Frank Herbert on Message Fic and Dune


Interviews with SFF masters of yore can be quite fascinating and insightful, and I like to watch or read them every now and then.

The other day a couple clips of Frank Herbert interviews popped up in my recommended YouTube videos, and I just wanted to quickly share them.


In this 1982 interview with Bryant Gumbel, we learn:

Herbert was a big proponent of Jungian psychology.

Maybe something worth further exploration in a future post.


He believed messaging in fiction should be secondary to entertainment value.

“I think it first has to be entertaining. Because if it’s not entertaining, nobody’s going to read it. I put a pot of message in there with a mess of pottage.”


The main thrust of Dune, according to Herbert: “Don’t trust leaders to always be right.”

“I think that our society was formed on a mistrust for government, and we seem to have lost that distrust of government. I kid around and say my favorite president of recent years has been Richard Nixon, because he taught us to distrust government.”


He was concerned about the future. 

“I have a very passionate concern for posterity, another thing upon which this country was founded, with a decent concern for posterity. And unfortunately posterity doesn’t vote.”


This second, shorter clip, is from BBC’s Breakfast Time. I’ve not been able to pinpoint the year. Here we get:

“Leaders – their mistakes are amplified by the numbers who follow them without question.”


Herbert disagreed with the conventional wisdom about power corrupting; rather he believed that power attracts the corruptible.


The wasteland of Dune was a metaphor for the resource shortages that we are encountering because of overpopulation.

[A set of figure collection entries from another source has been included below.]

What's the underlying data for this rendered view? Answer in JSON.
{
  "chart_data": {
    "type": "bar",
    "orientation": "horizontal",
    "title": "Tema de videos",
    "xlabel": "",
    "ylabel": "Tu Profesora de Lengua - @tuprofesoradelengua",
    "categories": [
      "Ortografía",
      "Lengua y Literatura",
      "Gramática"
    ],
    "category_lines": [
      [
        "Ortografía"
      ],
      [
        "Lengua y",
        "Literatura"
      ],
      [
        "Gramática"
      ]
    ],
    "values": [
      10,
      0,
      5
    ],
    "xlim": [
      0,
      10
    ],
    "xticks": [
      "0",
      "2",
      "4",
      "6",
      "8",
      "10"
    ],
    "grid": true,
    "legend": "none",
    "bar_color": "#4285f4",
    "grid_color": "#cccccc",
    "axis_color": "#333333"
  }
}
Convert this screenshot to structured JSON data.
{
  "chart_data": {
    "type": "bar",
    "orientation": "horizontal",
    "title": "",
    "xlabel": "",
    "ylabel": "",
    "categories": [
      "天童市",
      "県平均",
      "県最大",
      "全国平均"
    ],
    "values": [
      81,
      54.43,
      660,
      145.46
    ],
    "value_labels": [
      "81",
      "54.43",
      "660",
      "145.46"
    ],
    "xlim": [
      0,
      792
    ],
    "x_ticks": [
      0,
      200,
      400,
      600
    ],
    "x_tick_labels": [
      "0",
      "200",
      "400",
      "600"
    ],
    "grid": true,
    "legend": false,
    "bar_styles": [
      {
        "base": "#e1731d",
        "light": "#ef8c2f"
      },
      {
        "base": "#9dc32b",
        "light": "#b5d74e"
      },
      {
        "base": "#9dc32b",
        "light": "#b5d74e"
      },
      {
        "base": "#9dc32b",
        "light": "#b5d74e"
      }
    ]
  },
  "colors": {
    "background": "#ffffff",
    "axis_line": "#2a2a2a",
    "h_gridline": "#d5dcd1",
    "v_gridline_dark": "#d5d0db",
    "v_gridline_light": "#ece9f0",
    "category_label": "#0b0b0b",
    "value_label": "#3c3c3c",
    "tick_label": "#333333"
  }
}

I’m not sure if Herbert was an ardent Malthusian, but he apparently wrote another book called The Dosadi Experiment. The story once again revolves around a barren world, home to a highly adapted and powerful people. Clearly Herbert was an optimist in some sense; he seemed to simultaneously believe that overpopulation and lack of resources was a problem, yet his prominent stories feature men who thrive on such hardship.

It’s a shame. Although there are plenty of fans of Dune as a series, it’s a common feeling that the books really went downhill after the first entry. And beyond Dune, none of Herbert’s other works really made much of a splash. The guy had some interesting ideas, though.



  1. It is a shame.

    As much as I love Dune (and I really do love it), his other stuff just never got the attention it deserved. He wrote another book called The White Plague and it was haunting and amazing. Great book. I almost finished it in one sitting.

    • Nice to hear a conflicting opinion! I’d be pleased if Herbert had some other good stuff out there. I’ll keep an eye out for The White Plague.

  2. Really interesting stuff. I like his take on message fiction—if the “fiction” part is awful, nobody will care about whar what it’s trying to say.

    Regarding Dune, the first book is the best—arguably one of the best sci-fi novels ever. But the five sequels are absolutely worth reading. Five and six, in particular, really move the saga forward. I wish he wrote more!